Publié le 24 janvier 2025
Pour construire ses nouvelles installations l’industrie nucléaire a besoin de terres où couler son béton. L’Andra et EDF tentent donc d’acquérir des terres, principalement agricoles, autour des potentiels futurs sites devant accueillir le centre d’enfouissement des déchets radioactifs Cigéo à Bure et les « nouveaux » réacteurs EPR2 à Penly, à Gravelines et au Bugey, et n’hésitent pas à exproprier les propriétaires récalcitrant·es.
Avant toute procédure d’expropriation, portée ici par EDF ou l’Andra, permettant de contraindre un particulier ou une personne morale à céder la propriété de son bien afin de réaliser un projet d’aménagement d’utilité publique, des négociations doivent se dérouler.
Si ces négociations ne donnent pas lieu à une cession amiable des terrains, la procédure d’expropriation est alors enclenchée.
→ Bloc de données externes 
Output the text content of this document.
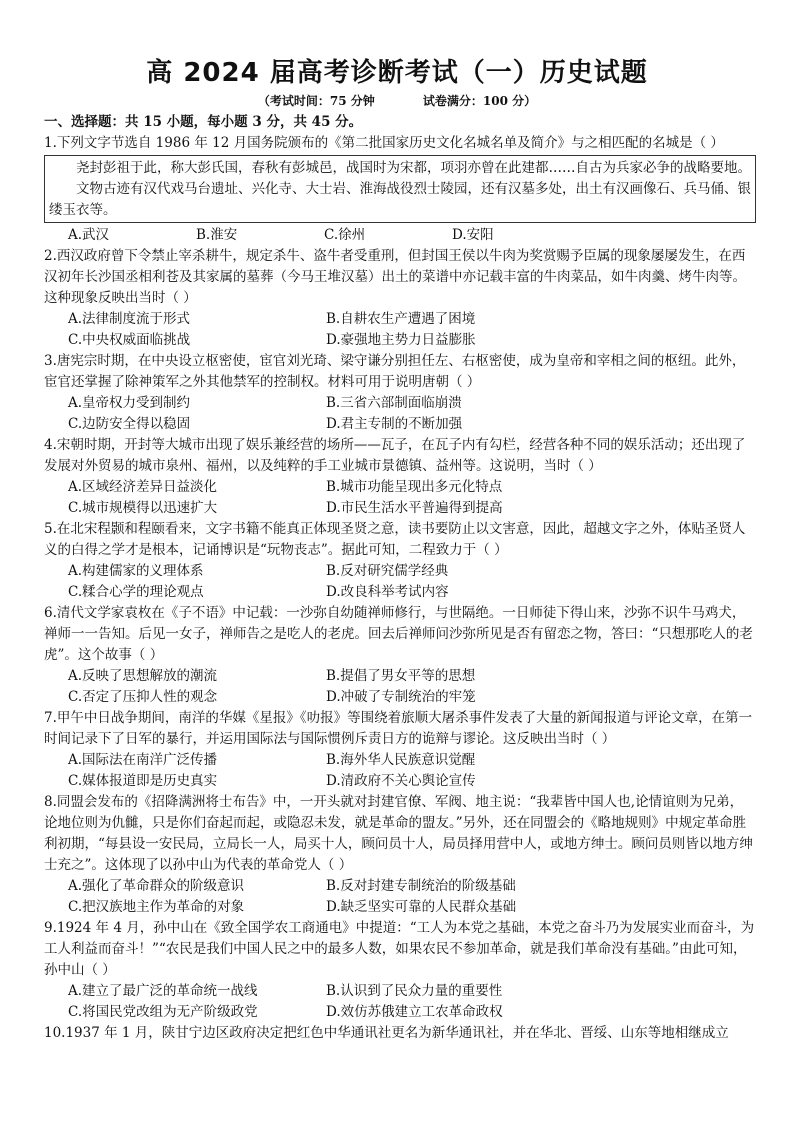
高 2024 届高考诊断考试（一）历史试题
（考试时间：75 分钟	试卷满分：100 分）
一、选择题：共 15 小题，每小题 3 分，共 45 分。

1.下列文字节选自 1986 年 12 月国务院颁布的《第二批国家历史文化名城名单及简介》与之相匹配的名城是（ ）

尧封彭祖于此，称大彭氏国，春秋有彭城邑，战国时为宋都，项羽亦曾在此建都……自古为兵家必争的战略要地。

文物古迹有汉代戏马台遗址、兴化寺、大士岩、淮海战役烈士陵园，还有汉墓多处，出土有汉画像石、兵马俑、银缕玉衣等。

A.武汉	B.淮安	C.徐州	D.安阳

2.西汉政府曾下令禁止宰杀耕牛，规定杀牛、盗牛者受重刑，但封国王侯以牛肉为奖赏赐予臣属的现象屡屡发生，在西汉初年长沙国丞相利苍及其家属的墓葬（今马王堆汉墓）出土的菜谱中亦记载丰富的牛肉菜品，如牛肉羹、烤牛肉等。这种现象反映出当时（ ）

A.法律制度流于形式	B.自耕农生产遭遇了困境
C.中央权威面临挑战	D.豪强地主势力日益膨胀

3.唐宪宗时期，在中央设立枢密使，宦官刘光琦、梁守谦分别担任左、右枢密使，成为皇帝和宰相之间的枢纽。此外，宦官还掌握了除神策军之外其他禁军的控制权。材料可用于说明唐朝（ ）

A.皇帝权力受到制约	B.三省六部制面临崩溃
C.边防安全得以稳固	D.君主专制的不断加强

4.宋朝时期，开封等大城市出现了娱乐兼经营的场所——瓦子，在瓦子内有勾栏，经营各种不同的娱乐活动；还出现了发展对外贸易的城市泉州、福州，以及纯粹的手工业城市景德镇、益州等。这说明，当时（ ）

A.区域经济差异日益淡化	B.城市功能呈现出多元化特点
C.城市规模得以迅速扩大	D.市民生活水平普遍得到提高

5.在北宋程颢和程颐看来，文字书籍不能真正体现圣贤之意，读书要防止以文害意，因此，超越文字之外，体贴圣贤人义的白得之学才是根本，记诵博识是“玩物丧志”。据此可知，二程致力于（ ）

A.构建儒家的义理体系	B.反对研究儒学经典
C.糅合心学的理论观点	D.改良科举考试内容

6.清代文学家袁枚在《子不语》中记载：一沙弥自幼随禅师修行，与世隔绝。一日师徒下得山来，沙弥不识牛马鸡犬，禅师一一告知。后见一女子，禅师告之是吃人的老虎。回去后禅师问沙弥所见是否有留恋之物，答曰：“只想那吃人的老虎”。这个故事（ ）

A.反映了思想解放的潮流	B.提倡了男女平等的思想
C.否定了压抑人性的观念	D.冲破了专制统治的牢笼

7.甲午中日战争期间，南洋的华媒《星报》《叻报》等围绕着旅顺大屠杀事件发表了大量的新闻报道与评论文章，在第一时间记录下了日军的暴行，并运用国际法与国际惯例斥责日方的诡辩与谬论。这反映出当时（ ）

A.国际法在南洋广泛传播	B.海外华人民族意识觉醒
C.媒体报道即是历史真实	D.清政府不关心舆论宣传

8.同盟会发布的《招降满洲将士布告》中，一开头就对封建官僚、军阀、地主说：“我辈皆中国人也,论情谊则为兄弟，论地位则为仇雠，只是你们奋起而起，或隐忍未发，就是革命的盟友。”另外，还在同盟会的《略地规则》中规定革命胜利初期，“每县设一安民局，立局长一人，局买十人，顾问员十人，局员择用营中人，或地方绅士。顾问员则皆以地方绅士充之”。这体现了以孙中山为代表的革命党人（ ）

A.强化了革命群众的阶级意识	B.反对封建专制统治的阶级基础
C.把汉族地主作为革命的对象	D.缺乏坚实可靠的人民群众基础

9.1924 年 4 月，孙中山在《致全国学农工商通电》中提道：“工人为本党之基础，本党之奋斗乃为发展实业而奋斗，为工人利益而奋斗！”“农民是我们中国人民之中的最多人数，如果农民不参加革命，就是我们革命没有基础。”由此可知，孙中山（ ）

A.建立了最广泛的革命统一战线	B.认识到了民众力量的重要性
C.将国民党改组为无产阶级政党	D.效仿苏俄建立工农革命政权

10.1937 年 1 月，陕甘宁边区政府决定把红色中华通讯社更名为新华通讯社，并在华北、晋绥、山东等地相继成立
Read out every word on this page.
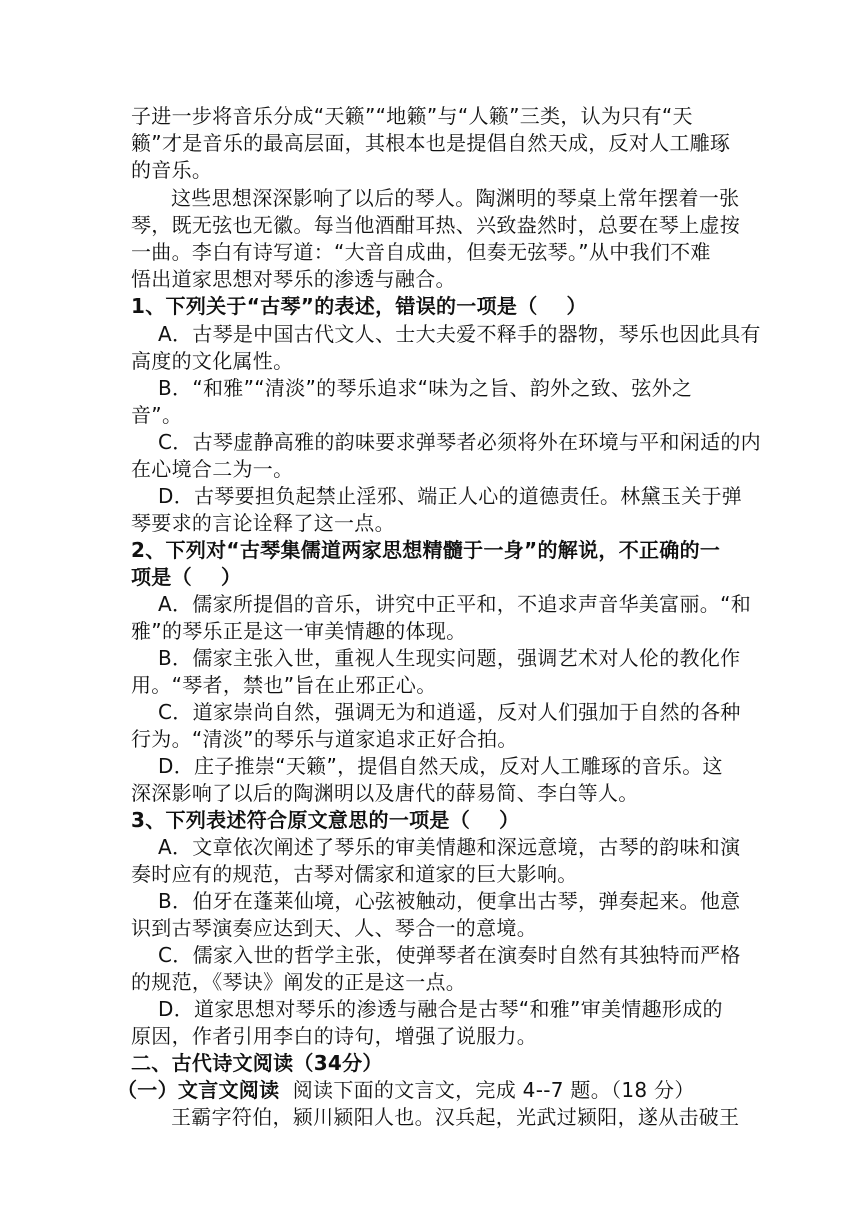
子进一步将音乐分成“天籁”“地籁”与“人籁”三类，认为只有“天
籁”才是音乐的最高层面，其根本也是提倡自然天成，反对人工雕琢
的音乐。
这些思想深深影响了以后的琴人。陶渊明的琴桌上常年摆着一张
琴，既无弦也无徽。每当他酒酣耳热、兴致盎然时，总要在琴上虚按
一曲。李白有诗写道：“大音自成曲，但奏无弦琴。”从中我们不难
悟出道家思想对琴乐的渗透与融合。
1、下列关于“古琴”的表述，错误的一项是（    ）
A．古琴是中国古代文人、士大夫爱不释手的器物，琴乐也因此具有
高度的文化属性。
B．“和雅”“清淡”的琴乐追求“味为之旨、韵外之致、弦外之
音”。
C．古琴虚静高雅的韵味要求弹琴者必须将外在环境与平和闲适的内
在心境合二为一。
D．古琴要担负起禁止淫邪、端正人心的道德责任。林黛玉关于弹
琴要求的言论诠释了这一点。
2、下列对“古琴集儒道两家思想精髓于一身”的解说，不正确的一
项是（    ）
A．儒家所提倡的音乐，讲究中正平和，不追求声音华美富丽。“和
雅”的琴乐正是这一审美情趣的体现。
B．儒家主张入世，重视人生现实问题，强调艺术对人伦的教化作
用。“琴者，禁也”旨在止邪正心。
C．道家崇尚自然，强调无为和逍遥，反对人们强加于自然的各种
行为。“清淡”的琴乐与道家追求正好合拍。
D．庄子推崇“天籁”，提倡自然天成，反对人工雕琢的音乐。这
深深影响了以后的陶渊明以及唐代的薛易简、李白等人。
3、下列表述符合原文意思的一项是（    ）
A．文章依次阐述了琴乐的审美情趣和深远意境，古琴的韵味和演
奏时应有的规范，古琴对儒家和道家的巨大影响。
B．伯牙在蓬莱仙境，心弦被触动，便拿出古琴，弹奏起来。他意
识到古琴演奏应达到天、人、琴合一的意境。
C．儒家入世的哲学主张，使弹琴者在演奏时自然有其独特而严格
的规范，《琴诀》阐发的正是这一点。
D．道家思想对琴乐的渗透与融合是古琴“和雅”审美情趣形成的
原因，作者引用李白的诗句，增强了说服力。
二、古代诗文阅读（34分）
（一）文言文阅读  阅读下面的文言文，完成 4--7 题。（18 分）
王霸字符伯，颍川颍阳人也。汉兵起，光武过颍阳，遂从击破王
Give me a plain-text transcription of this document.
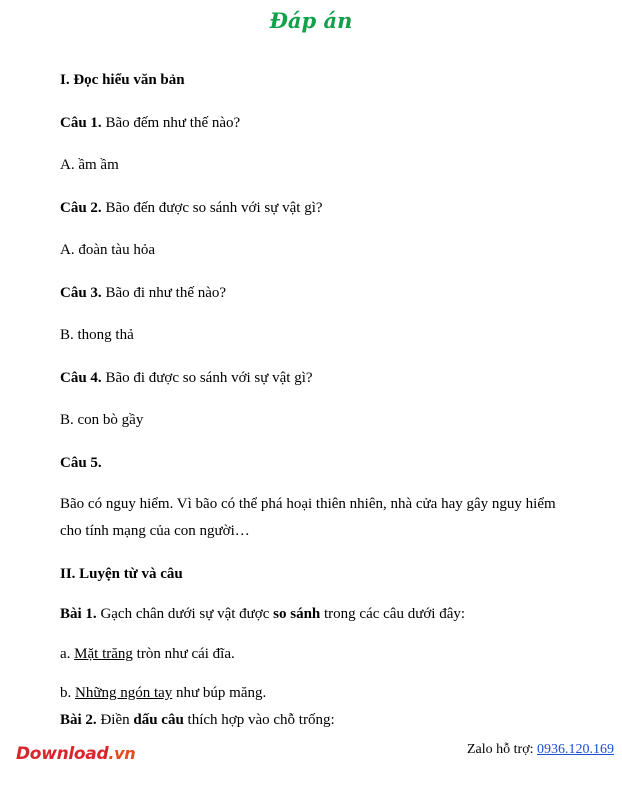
Đáp án
I. Đọc hiểu văn bản
Câu 1. Bão đếm như thế nào?
A. ầm ầm
Câu 2. Bão đến được so sánh với sự vật gì?
A. đoàn tàu hỏa
Câu 3. Bão đi như thế nào?
B. thong thả
Câu 4. Bão đi được so sánh với sự vật gì?
B. con bò gầy
Câu 5.
Bão có nguy hiểm. Vì bão có thể phá hoại thiên nhiên, nhà cửa hay gây nguy hiểm
cho tính mạng của con người…
II. Luyện từ và câu
Bài 1. Gạch chân dưới sự vật được so sánh trong các câu dưới đây:
a. Mặt trăng tròn như cái đĩa.
b. Những ngón tay như búp măng.
Bài 2. Điền dấu câu thích hợp vào chỗ trống:
Download.vn	Zalo hỗ trợ: 0936.120.169
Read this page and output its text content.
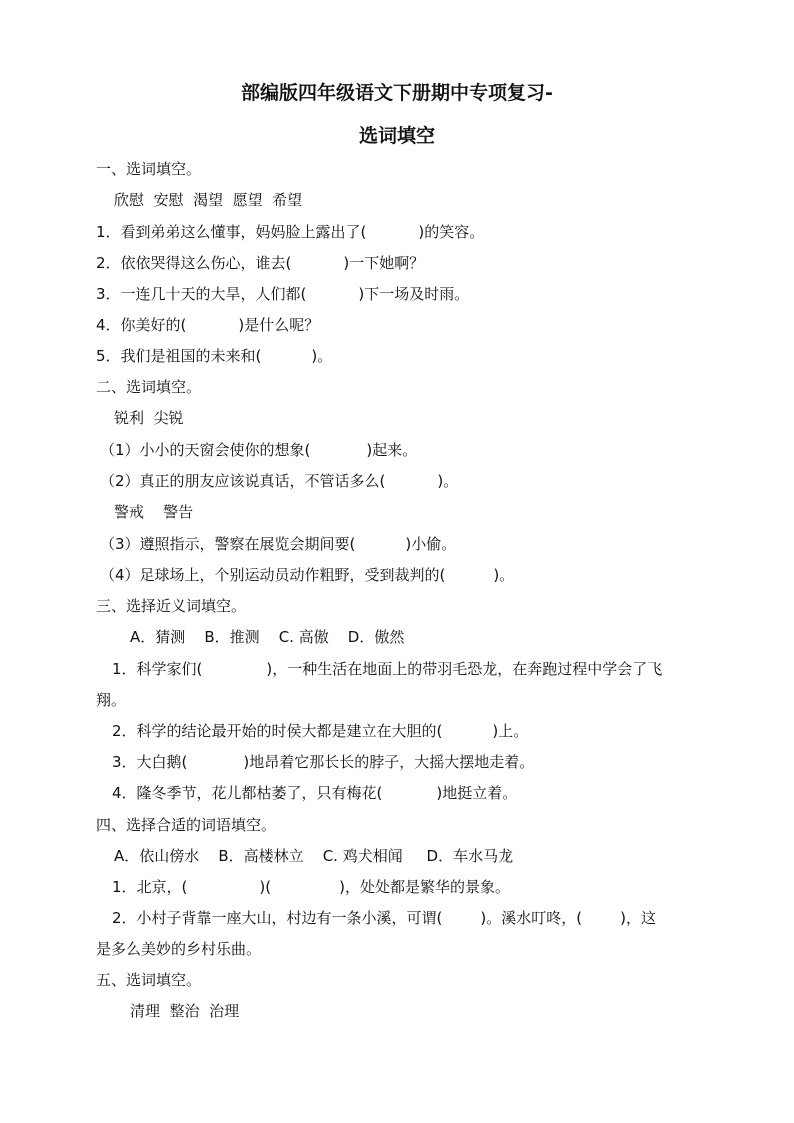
部编版四年级语文下册期中专项复习-
选词填空
一、选词填空。
欣慰  安慰  渴望  愿望  希望
1．看到弟弟这么懂事，妈妈脸上露出了(	)的笑容。
2．依依哭得这么伤心，谁去(	)一下她啊？
3．一连几十天的大旱，人们都(	)下一场及时雨。
4．你美好的(	)是什么呢？
5．我们是祖国的未来和(	)。
二、选词填空。
锐利  尖锐
（1）小小的天窗会使你的想象(	)起来。
（2）真正的朋友应该说真话，不管话多么(	)。
警戒    警告
（3）遵照指示，警察在展览会期间要(	)小偷。
（4）足球场上，个别运动员动作粗野，受到裁判的(	)。
三、选择近义词填空。
A．猜测    B．推测    C. 高傲    D．傲然
1．科学家们(	)，一种生活在地面上的带羽毛恐龙，在奔跑过程中学会了飞
翔。
2．科学的结论最开始的时侯大都是建立在大胆的(	)上。
3．大白鹅(	)地昂着它那长长的脖子，大摇大摆地走着。
4．隆冬季节，花儿都枯萎了，只有梅花(	)地挺立着。
四、选择合适的词语填空。
A．依山傍水    B．高楼林立    C. 鸡犬相闻     D．车水马龙
1．北京，(	)(	)，处处都是繁华的景象。
2．小村子背靠一座大山，村边有一条小溪，可谓(	)。溪水叮咚，(	)，这
是多么美妙的乡村乐曲。
五、选词填空。
清理  整治  治理
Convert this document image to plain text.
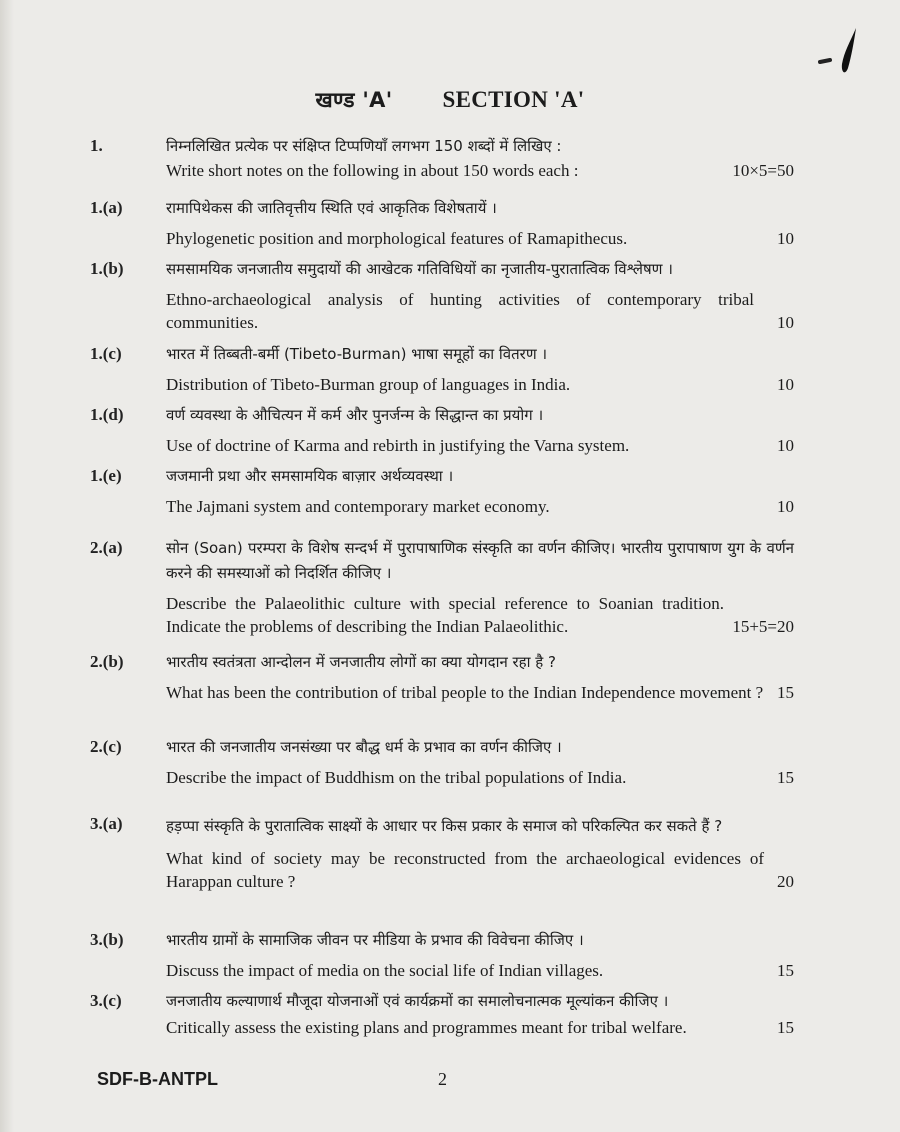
खण्ड 'A' SECTION 'A'
1.	निम्नलिखित प्रत्येक पर संक्षिप्त टिप्पणियाँ लगभग 150 शब्दों में लिखिए :
Write short notes on the following in about 150 words each :	10×5=50
1.(a)	रामापिथेकस की जातिवृत्तीय स्थिति एवं आकृतिक विशेषतायें ।
Phylogenetic position and morphological features of Ramapithecus.	10
1.(b)	समसामयिक जनजातीय समुदायों की आखेटक गतिविधियों का नृजातीय-पुरातात्विक विश्लेषण ।
Ethno-archaeological analysis of hunting activities of contemporary tribal communities.	10
1.(c)	भारत में तिब्बती-बर्मी (Tibeto-Burman) भाषा समूहों का वितरण ।
Distribution of Tibeto-Burman group of languages in India.	10
1.(d)	वर्ण व्यवस्था के औचित्यन में कर्म और पुनर्जन्म के सिद्धान्त का प्रयोग ।
Use of doctrine of Karma and rebirth in justifying the Varna system.	10
1.(e)	जजमानी प्रथा और समसामयिक बाज़ार अर्थव्यवस्था ।
The Jajmani system and contemporary market economy.	10
2.(a)	सोन (Soan) परम्परा के विशेष सन्दर्भ में पुरापाषाणिक संस्कृति का वर्णन कीजिए। भारतीय पुरापाषाण युग के वर्णन करने की समस्याओं को निदर्शित कीजिए ।
Describe the Palaeolithic culture with special reference to Soanian tradition. Indicate the problems of describing the Indian Palaeolithic.	15+5=20
2.(b)	भारतीय स्वतंत्रता आन्दोलन में जनजातीय लोगों का क्या योगदान रहा है ?
What has been the contribution of tribal people to the Indian Independence movement ? 15
2.(c)	भारत की जनजातीय जनसंख्या पर बौद्ध धर्म के प्रभाव का वर्णन कीजिए ।
Describe the impact of Buddhism on the tribal populations of India.	15
3.(a)	हड़प्पा संस्कृति के पुरातात्विक साक्ष्यों के आधार पर किस प्रकार के समाज को परिकल्पित कर सकते हैं ?
What kind of society may be reconstructed from the archaeological evidences of Harappan culture ?	20
3.(b)	भारतीय ग्रामों के सामाजिक जीवन पर मीडिया के प्रभाव की विवेचना कीजिए ।
Discuss the impact of media on the social life of Indian villages.	15
3.(c)	जनजातीय कल्याणार्थ मौजूदा योजनाओं एवं कार्यक्रमों का समालोचनात्मक मूल्यांकन कीजिए ।
Critically assess the existing plans and programmes meant for tribal welfare.	15
SDF-B-ANTPL	2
Elle compte deux phases : la phase administrative et la phase judiciaire.
ℹ️ Elle permet de reconnaître que le projet nécessitant les expropriations est d’utilité publique et de déterminer les parcelles à exproprier.
L’enquête publique préalable ouvre la phase administrative. C’est une procédure obligatoire qui mène (ou non) à la déclaration d’utilité publique (DUP) du projet nécessitant des expropriations.
Elle est suivie de l’enquête parcellaire durant laquelle un dossier monté par l’expropriant (ici EDF ou l’Andra) contenant un plan parcellaire et la liste des propriétaires concernés est transmis au préfet. Les propriétaires doivent être notifié·es et peuvent consulter ce dossier d’enquête parcellaire.
Il est important de vérifier dès l’enquête parcellaire que les informations concernant les parcelles et les propriétaires sont correctes (par exemple vérifier qu’il n’y a pas eu de sous-dimensionnement de la parcelle).
En effet, c’est sur la base de ce dossier qu’à la fin de l’enquête parcellaire, le préfet établit un arrêté de cessibilité qui liste les parcelles à exproprier. Cet arrêté désigne les propriétés qui deviennent cessibles. Les propriétaires doivent à nouveau être notifié·es. Le préfet doit transmettre l’arrêté de cessibilité au juge de l’expropriation dans un délai de 6 mois à compter de son adoption. À défaut, l’arrêté devient caduc.
ℹ️ Débute ensuite la phase judiciaire qui vise à permettre le transfert de propriété et l’indemnisation des propriétaires exproprié·es.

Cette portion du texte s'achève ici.